How to Dodge the Low Appraisal Bullet When Buying Your North Carolina Dream Home

A low home appraisal is a serious risk for home buyers in North Carolina

When someone uses a loan to help them buy a home, the lender will send an appraiser to estimate the home’s value.

The lender won’t loan more than the amount of the appraisal.

If the appraisal amount is less than the contract price of the home, it could be a potential issue that could kill the deal and cost the home buyer a lot of money.

For example, if the buyer’s accepted offer for the home is $300,000, and the appraisal amount is $280,000, the buyer will have to pay an additional $20,000 in cash out of pocket, in addition to the down payment and closing costs they were already planning to pay for.

If they don’t have the additional cash, they won’t be able to complete the transaction.
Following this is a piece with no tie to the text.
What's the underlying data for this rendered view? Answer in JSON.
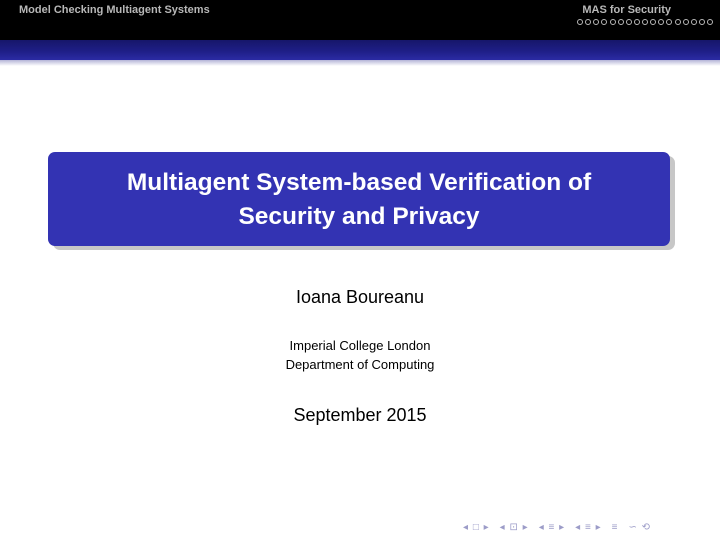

They’ll lose the due diligence fee they paid (which can be substantial), and depending on timing, possibly their earnest money deposit and any inspection costs or bank fees they’ve already incurred.

To complicate things further, the risk is somewhat out of a buyer’s control – appraisals are subjective. 3 different appraisers could come up with 3 very different appraisals for the same home.

BEFORE you make an offer on a home, make sure you or your realtor performs a comparative market analysis of recently sold comparable homes so you have an idea of what a property will appraise for. Have them show it to you and review it with you.

A realtor will not be able to guarantee that your home will appraise for what you offer, but they could give you a better feel for the overall risks.

Let me give you 3 examples that I often see when I perform an analysis.

One, there might be several comparable, nearby homes that sold for a similar amount, or even a bit more. In this instance, the appraisal risk would be lower.

Two, there could be 3 or 4 recently sold comparable homes that would support a buyer’s proposed offer amount, but 3 or 4 that are lower. It may seem to you that the 3 or 4 that support the offer amount are the most comparable, but there is no guarantee that the appraiser will feel the same way and select those properties.

Three, there could be only 1 or 2 recently sold homes that support the offer price, or maybe even none. In this situation, the risk is higher. I’ve been in similar situations and had it work out, but I was really nervous about it.

The key is to match your financial situation and your appetite for bidding over the potential appraised value with the results of the comparative market analysis.

If you have the means to cover a shortfall if the appraisal amount is less than the offer for the home, and you are comfortable with doing it, then you may be comfortable bidding on a home with less support from recent comparably sold homes.

If you don’t have flexibility with the amount of cash you can put down, it may be a good idea to avoid making an offer on a home that is not supported by multiple recently sold comparable homes.

You may also want to focus on homes that have been on the market for at least a week or more, where you will likely be in a less competitive bidding situation.